For the Love of the Ocean
Bay Area native Tina Nguyen grew up a stone’s throw from the shore, and had a STEM-heavy education at Cupertino High School. One might think her location and focus on science would lend themselves well to opportunities to study the ocean.
“Strangely enough, even though I grew up in the Bay Area, there wasn’t really any focus on marine science,” said Nguyen, a third-year undergrad at UC Davis. That, along with her status as the first in her family to go to college, meant she wasn’t just paving her own way; she was trailblazing for her younger and future family members. “I didn’t know how where to start, or how to get started,” she said.
“Oftentimes, our students do not know anyone who has gone to college, let alone grad school, so they do not have anyone to ask questions of or get advice from about the application process,” said Muñoz-Flores.
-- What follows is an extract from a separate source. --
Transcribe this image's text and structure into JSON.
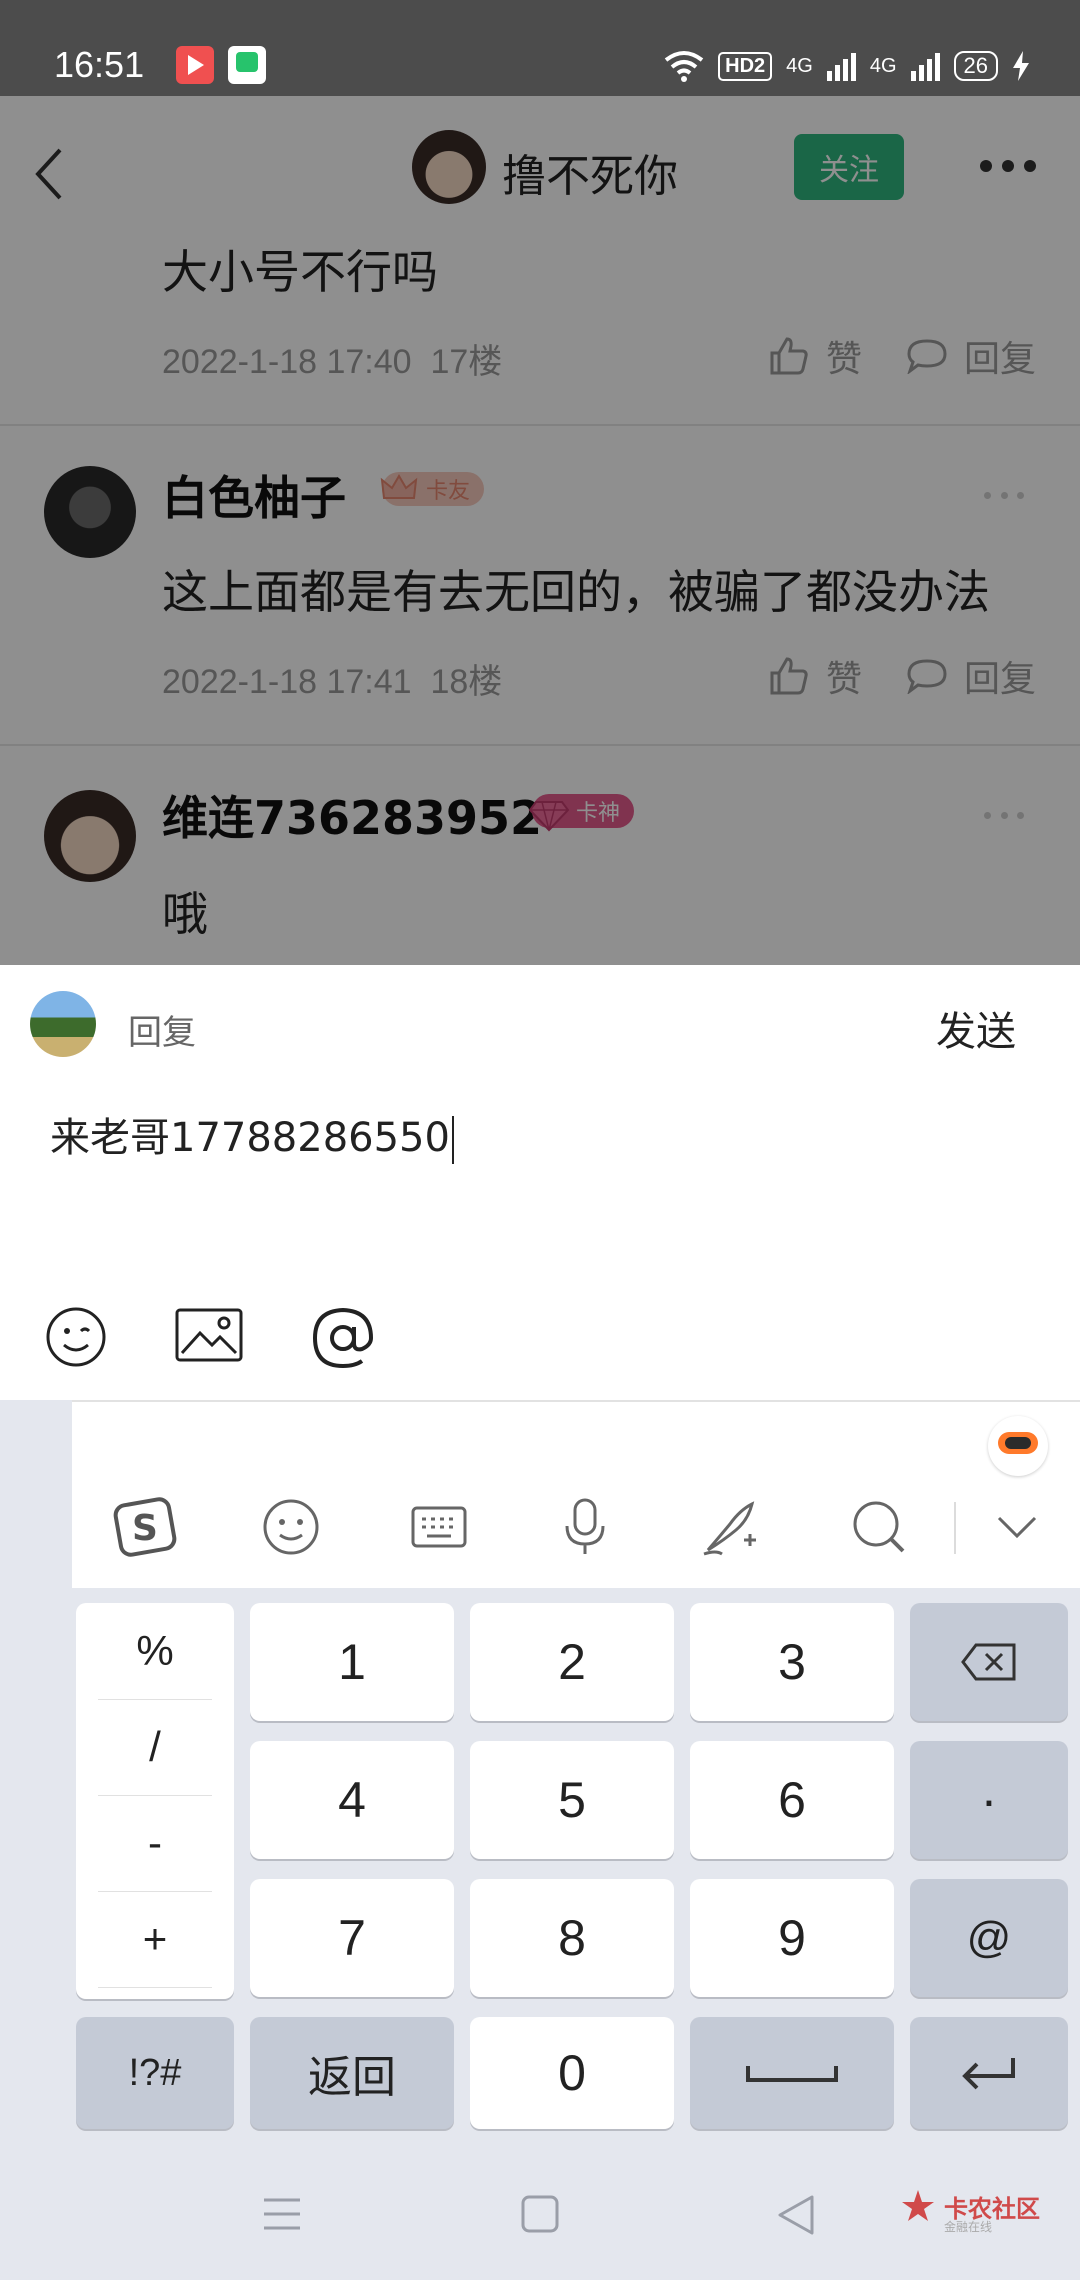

UC LEADS fills that gap by pairing participants with faculty and current grad students and creating an environment where no question is too large or too small. The two-year program is open to upper division undergraduate students “with the potential to succeed in (scientific) disciplines, but who have experienced situations or conditions that have adversely impacted their advancement in their field of study.”
For Nguyen, that means she not only gets assistance with the application and preparation process, she also gets her research feet wet. So by the time she embarks on her advanced science degree, she’s ready for what the academic life throws at her.
“I really like it so far,” said Nguyen, whose focus is on the physiology of fishes and their performance under various diet and temperature conditions, working with UCSB marine biologist Erika Eliason. “(The UCSB program) is a smaller program, which I like because you get to know everyone a little bit better.” In addition to her research, Nguyen hopes to be able to widen access to marine studies in her home community.
ARC and UC LEADS scholars’ efforts will come to some fruition Friday, Aug. 9, via presentations given by the students as their summer research draws to a close.
“I hope they utilize us as contacts in the future, as well as keep in touch with their cohort, faculty mentor and graduate student mentor,” Muñoz-Flores said. “I also hope that we have instilled enough knowledge about the process, that they have confidence when applying to graduate school.”